Numéro 3 - Mars 2020

Bulletin des arrêts des chambres civiles

Bulletin des arrêts des chambres civiles

Numéro 3 - Mars 2020

PROTECTION DES CONSOMMATEURS

Com., 11 mars 2020, n° 18-25.390, (P)

Cassation

Cautionnement – Principe de proportionnalité – Critère d'appréciation – Capacité de la caution à faire face au moment de son propre engagement

Attendu, selon l'arrêt attaqué, que un par acte du 28 octobre 2011, la société Caisse d'épargne et de prévoyance de Picardie (la banque) a consenti à l'EURL Phil-Galette (la société) deux prêts professionnels, garantis par le cautionnement solidaire de M. M..., donné par deux actes séparés, l'un du 28 octobre 2011 et l'autre du 28 octobre sans précision de l'année ; que la société ayant été mise en sauvegarde, puis en liquidation judiciaire, la banque a assigné la caution en paiement ; que la caution a invoqué la disproportion manifeste de ses engagements ;

Sur les premier, troisième et quatrième moyens : Publication sans intérêt

Mais sur le deuxième moyen, pris en sa première branche : Publication sans intérêt

Et sur ce moyen, pris en sa troisième branche :

Vu l'article L. 341-4 du code de la consommation, dans sa rédaction antérieure à celle issue de l'ordonnance du 14 mars 2016 ;

Attendu que pour dire que les cautionnements litigieux n'étaient pas disproportionnés et condamner, en conséquence, M. M... à paiement, l'arrêt retient encore que la somme des charges mensuelles correspondant aux cinq prêts cautionnés antérieurement, à supposer que les différentes sociétés débitrices principales ne respectent pas l'ensemble de leurs mensualités, ce qui n'a jamais été le cas en l'espèce, s'élève à 3 150 euros ;

Qu'en statuant ainsi, alors que la disproportion manifeste du cautionnement s'apprécie au regard de la capacité de la caution à faire face, avec ses biens et revenus, non à l'obligation garantie, selon les modalités de paiement propres à celle-ci, c'est-à-dire, en l'espèce, aux mensualités des prêts, mais au montant de son propre engagement, la cour d'appel a violé le texte susvisé ;

PAR CES MOTIFS, et sans qu'il y ait lieu de statuer sur les autres griefs, la Cour :

CASSE ET ANNULE, en toutes ses dispositions, l'arrêt rendu le 25 septembre 2018, entre les parties, par la cour d'appel d'Amiens ; remet, en conséquence, la cause et les parties dans l'état où elles se trouvaient avant ledit arrêt et, pour être fait droit, les renvoie devant la cour d'appel de Douai.
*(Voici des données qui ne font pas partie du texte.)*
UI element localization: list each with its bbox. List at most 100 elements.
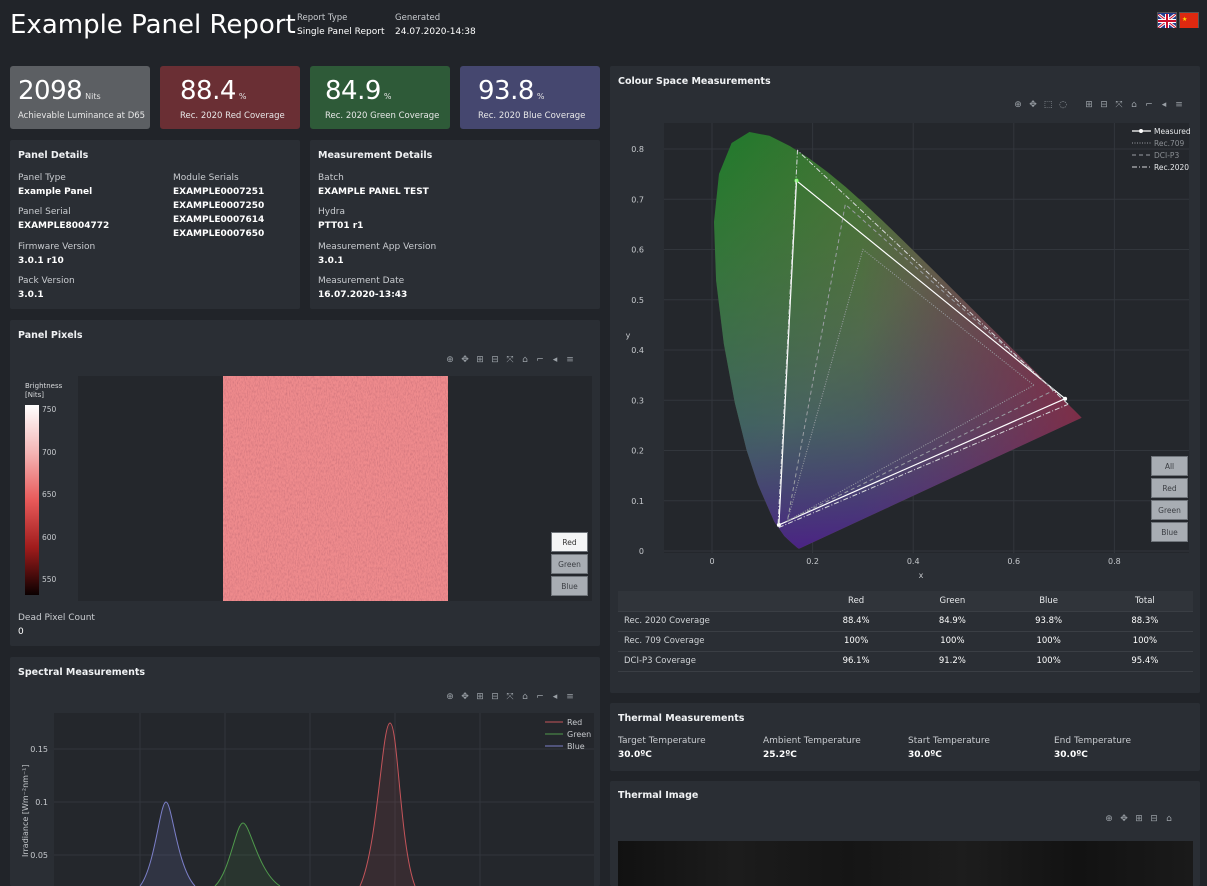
autoscale-icon[interactable]: ⤧ <box>505 692 515 702</box>
table-header: Red <box>808 591 905 612</box>
colorbar-tick: 750 <box>42 405 57 414</box>
firmware-label: Firmware Version <box>18 242 96 252</box>
table-cell: 84.9% <box>904 611 1001 632</box>
china-flag-icon[interactable]: ★ <box>1179 12 1199 28</box>
y-axis-label: y <box>626 331 631 340</box>
pack-value: 3.0.1 <box>18 290 44 300</box>
table-header-row: Red Green Blue Total <box>618 591 1193 612</box>
target-temp-value: 30.0ºC <box>618 750 652 760</box>
hover-compare-icon[interactable]: ≡ <box>565 692 575 702</box>
panel-details-title: Panel Details <box>18 150 89 161</box>
kpi-red-coverage: 88.4% Rec. 2020 Red Coverage <box>160 66 300 129</box>
zoom-out-icon[interactable]: ⊟ <box>1149 814 1159 824</box>
panel-type-label: Panel Type <box>18 173 66 183</box>
cie-red-button[interactable]: Red <box>1151 478 1188 498</box>
start-temp-label: Start Temperature <box>908 736 990 746</box>
module-serials-label: Module Serials <box>173 173 239 183</box>
zoom-in-icon[interactable]: ⊞ <box>475 355 485 365</box>
panel-pixels-title: Panel Pixels <box>18 330 83 341</box>
measured-point <box>1063 396 1068 401</box>
zoom-out-icon[interactable]: ⊟ <box>490 355 500 365</box>
brightness-colorbar <box>25 405 39 595</box>
table-cell: 88.4% <box>808 611 905 632</box>
autoscale-icon[interactable]: ⤧ <box>505 355 515 365</box>
pixel-heatmap[interactable] <box>223 376 448 601</box>
module-serial: EXAMPLE0007250 <box>173 201 265 211</box>
y-tick: 0.5 <box>631 296 644 305</box>
zoom-in-icon[interactable]: ⊞ <box>475 692 485 702</box>
hydra-value: PTT01 r1 <box>318 221 364 231</box>
kpi-label: Rec. 2020 Red Coverage <box>180 111 285 121</box>
pixels-blue-button[interactable]: Blue <box>551 576 588 596</box>
firmware-value: 3.0.1 r10 <box>18 256 64 266</box>
cie-all-button[interactable]: All <box>1151 456 1188 476</box>
zoom-in-icon[interactable]: ⊞ <box>1134 814 1144 824</box>
hover-closest-icon[interactable]: ◂ <box>550 692 560 702</box>
pack-label: Pack Version <box>18 276 75 286</box>
y-tick: 0.8 <box>631 145 644 154</box>
app-version-label: Measurement App Version <box>318 242 437 252</box>
plot-toolbar: ⊕ ✥ ⊞ ⊟ ⌂ <box>1104 814 1174 824</box>
zoom-icon[interactable]: ⊕ <box>445 355 455 365</box>
home-icon[interactable]: ⌂ <box>520 692 530 702</box>
colorbar-tick: 650 <box>42 490 57 499</box>
spectral-chart[interactable]: 0.15 0.1 0.05 Irradiance [Wm⁻²nm⁻¹] Red … <box>10 707 600 886</box>
x-ticks: 0 0.2 0.4 0.6 0.8 <box>709 557 1120 566</box>
zoom-out-icon[interactable]: ⊟ <box>490 692 500 702</box>
zoom-icon[interactable]: ⊕ <box>445 692 455 702</box>
y-tick: 0.7 <box>631 195 644 204</box>
y-tick: 0.05 <box>30 851 48 860</box>
hover-closest-icon[interactable]: ◂ <box>550 355 560 365</box>
panel-type-value: Example Panel <box>18 187 93 197</box>
kpi-label: Achievable Luminance at D65 <box>18 111 146 121</box>
kpi-value: 84.9% <box>325 76 392 106</box>
pan-icon[interactable]: ✥ <box>460 355 470 365</box>
home-icon[interactable]: ⌂ <box>1164 814 1174 824</box>
pan-icon[interactable]: ✥ <box>460 692 470 702</box>
table-cell: 100% <box>904 631 1001 652</box>
measurement-date-value: 16.07.2020-13:43 <box>318 290 408 300</box>
x-tick: 0 <box>709 557 714 566</box>
measurement-details-title: Measurement Details <box>318 150 433 161</box>
pixels-green-button[interactable]: Green <box>551 554 588 574</box>
thermal-image[interactable] <box>618 841 1193 886</box>
pixels-red-button[interactable]: Red <box>551 532 588 552</box>
colorbar-title: Brightness [Nits] <box>25 382 63 399</box>
batch-label: Batch <box>318 173 344 183</box>
zoom-icon[interactable]: ⊕ <box>1104 814 1114 824</box>
cie-blue-button[interactable]: Blue <box>1151 522 1188 542</box>
x-tick: 0.2 <box>806 557 819 566</box>
generated-value: 24.07.2020-14:38 <box>395 27 476 37</box>
x-tick: 0.8 <box>1108 557 1121 566</box>
table-header: Green <box>904 591 1001 612</box>
table-cell: 88.3% <box>1096 611 1193 632</box>
kpi-green-coverage: 84.9% Rec. 2020 Green Coverage <box>310 66 450 129</box>
spike-icon[interactable]: ⌐ <box>535 355 545 365</box>
pan-icon[interactable]: ✥ <box>1119 814 1129 824</box>
table-cell: 91.2% <box>904 651 1001 672</box>
thermal-card: Thermal Measurements Target Temperature … <box>610 703 1200 771</box>
table-cell: Rec. 709 Coverage <box>618 631 808 652</box>
panel-pixels-card: Panel Pixels ⊕ ✥ ⊞ ⊟ ⤧ ⌂ ⌐ ◂ ≡ Brightness [Ni… <box>10 320 600 646</box>
colorbar-tick: 550 <box>42 575 57 584</box>
measurement-date-label: Measurement Date <box>318 276 405 286</box>
kpi-label: Rec. 2020 Green Coverage <box>325 111 440 121</box>
module-serial: EXAMPLE0007614 <box>173 215 265 225</box>
table-cell: 100% <box>1000 631 1097 652</box>
y-tick: 0.1 <box>35 798 48 807</box>
cie-chart[interactable]: 0 0.2 0.4 0.6 0.8 0.8 0.7 0.6 0.5 0.4 0.3 0.2 0.1 0 … <box>610 66 1200 593</box>
table-cell: DCI-P3 Coverage <box>618 651 808 672</box>
table-header: Total <box>1096 591 1193 612</box>
kpi-value: 2098 Nits <box>18 76 101 106</box>
thermal-title: Thermal Measurements <box>618 713 745 724</box>
hydra-label: Hydra <box>318 207 346 217</box>
end-temp-value: 30.0ºC <box>1054 750 1088 760</box>
home-icon[interactable]: ⌂ <box>520 355 530 365</box>
hover-compare-icon[interactable]: ≡ <box>565 355 575 365</box>
kpi-value: 88.4% <box>180 76 247 106</box>
cie-green-button[interactable]: Green <box>1151 500 1188 520</box>
spectral-card: Spectral Measurements ⊕ ✥ ⊞ ⊟ ⤧ ⌂ ⌐ ◂ ≡ 0.15… <box>10 657 600 886</box>
uk-flag-icon[interactable] <box>1157 12 1177 30</box>
colorbar-tick: 700 <box>42 448 57 457</box>
spike-icon[interactable]: ⌐ <box>535 692 545 702</box>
- Président : M. Rémery (conseiller doyen faisant fonction de président) - Rapporteur : Mme Graff-Daudret - Avocat général : Mme Guinamant - Avocat(s) : SCP Gatineau, Fattaccini et Rebeyrol ; SCP Thouin-Palat et Boucard -

Textes visés :

Article L. 341-4 du code de la consommation, dans sa rédaction antérieure à celle issue de l'ordonnance du 14 mars 2016.

1re Civ., 11 mars 2020, n° 19-10.875, (P)

Cassation

Intérêts – Taux – Calcul – Stipulation d'une base différente de celle de l'année civile – Sanction – Déchéance du droit aux intérêts – Condition – Inexactitude supérieure à une décimale

La mention, dans l'offre de prêt, d'un taux conventionnel calculé sur la base d'une année autre que l'année civile, est sanctionnée exclusivement par la déchéance du droit aux intérêts, lorsque l'inexactitude du taux entraîne, au regard du taux stipulé, un écart supérieur à une décimale.

Faits et procédure

1. Selon l'arrêt attaqué (Chambéry, 13 septembre 2018), suivant offre acceptée le 6 février 2014, la caisse régionale de Crédit agricole mutuel des Savoie (la banque) a consenti à M. C... et Mme O... (les emprunteurs) trois prêts immobiliers.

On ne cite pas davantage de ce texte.